Before the season started, I wasn’t quite sure what to think. I wasn’t happy about the guys having to choose between Britt and Kaitlyn, but I can see why the producers thought this would be entertaining. In my opinion, it didn’t seem fair. The girls already have to go through enough and just when they think they’ve been chosen they still have to compete? I’m glad that this was done and over with after the first episode though.

However, my problems didn’t end here. I was actually livid about a remark I heard from one of the guys on the show and even more upset that the media completely grazed over this instead focusing on the intoxicated contestant that was booted before the rose ceremony and the slut shaming that we saw from Kaitlyn having to apologize for her actions. (we’ll discuss this in another post after we watch the episode where this happens.) The line in question that I am referring to is when one guy was discussing who he’d pick, “Britt is more of your trophy wife. Kaitlyn is more of your wife.”

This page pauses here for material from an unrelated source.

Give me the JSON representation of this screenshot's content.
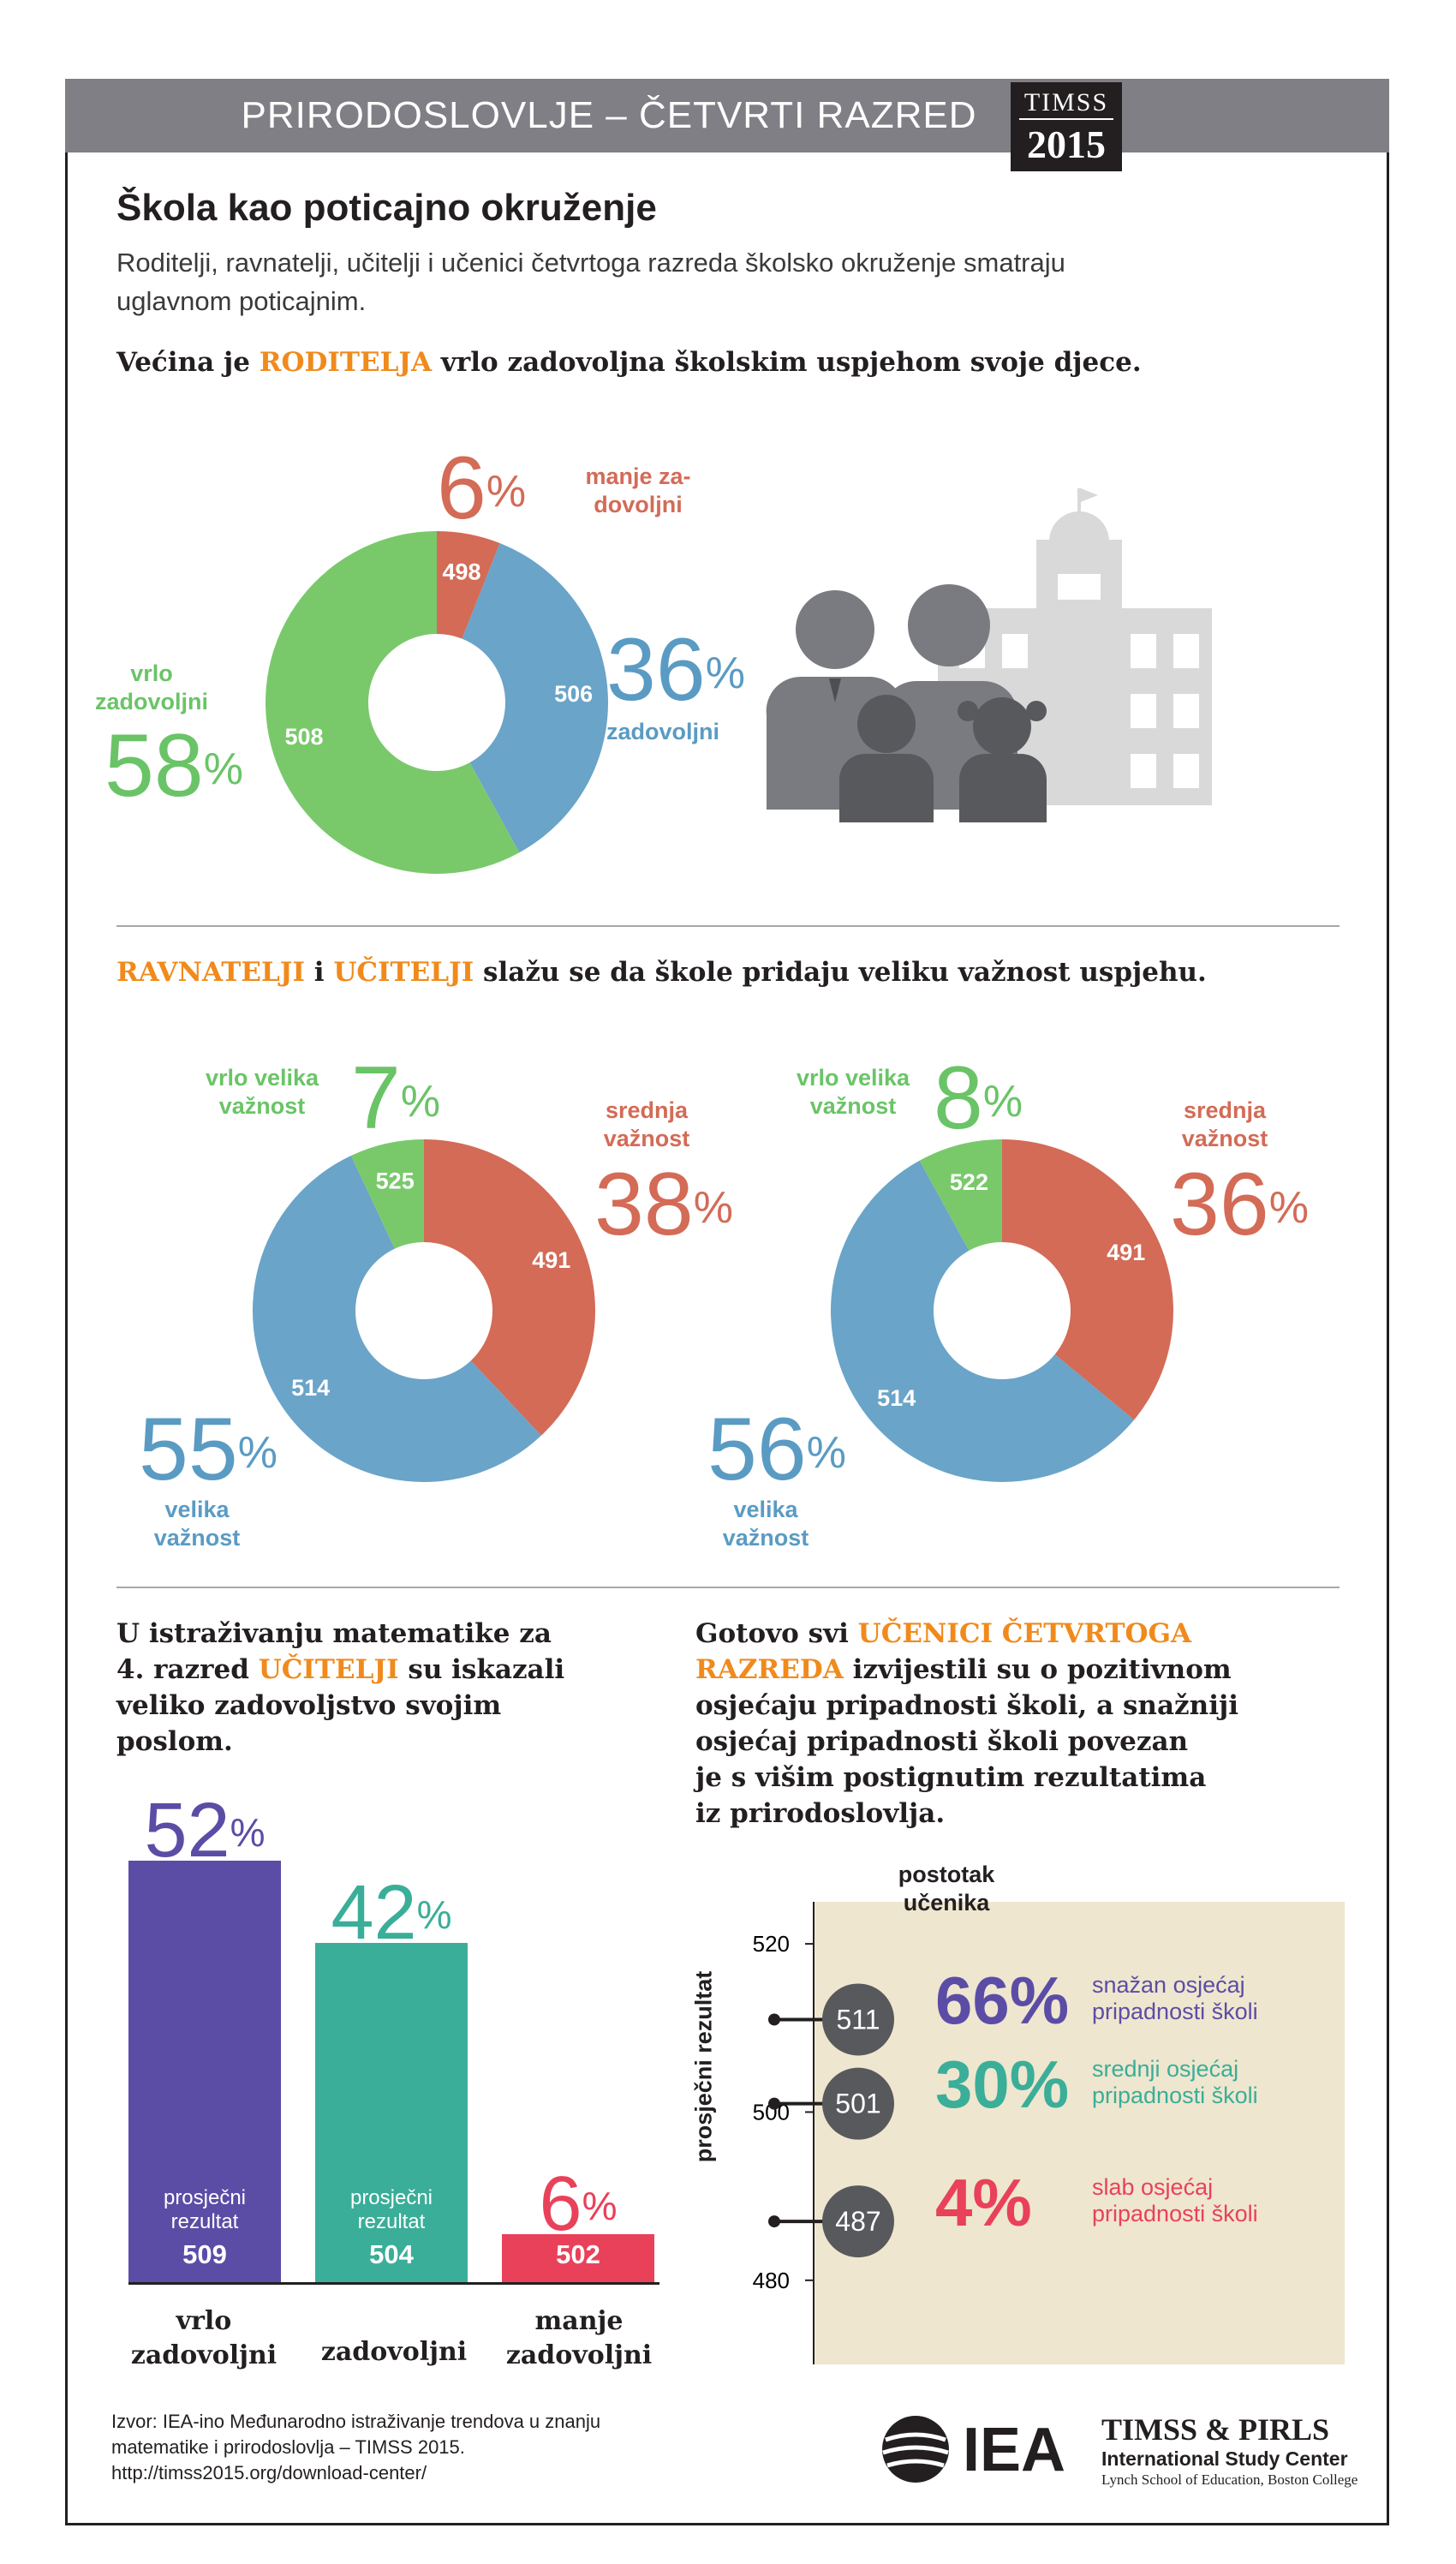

I’m not oblivious. I know that trophy wives exist and I know that there are women in this world that are happy being labeled a trophy wife, but you are not allowed to just refer to someone as a trophy wife. When you say that someone is a trophy wife, does that make you feel better about yourself as a man? Does that make you feel more masculine? This guy just met Britt for the first time and assumed because she was naturally very pretty that she didn’t have more to offer than being a trophy wife. I was really disappointed to hear this and am even more curious now to hear Britt’s reaction on this having seen the first episode. A guy once told me to my face that he believed that “Asian women were the modern day trophy wives.” Really? Asian women? All of them? He might as well have thrown a drink in my face because that was the equivalent of how I felt when I heard that. In case you were wondering what happened after that? Friendship over. For the men that read this blog, please. Please. Don’t ever say this to a women. Unless they want to be referred to in this way, it is a degrading statement and it’s 2015, we’ve come a long way to be put back into this position.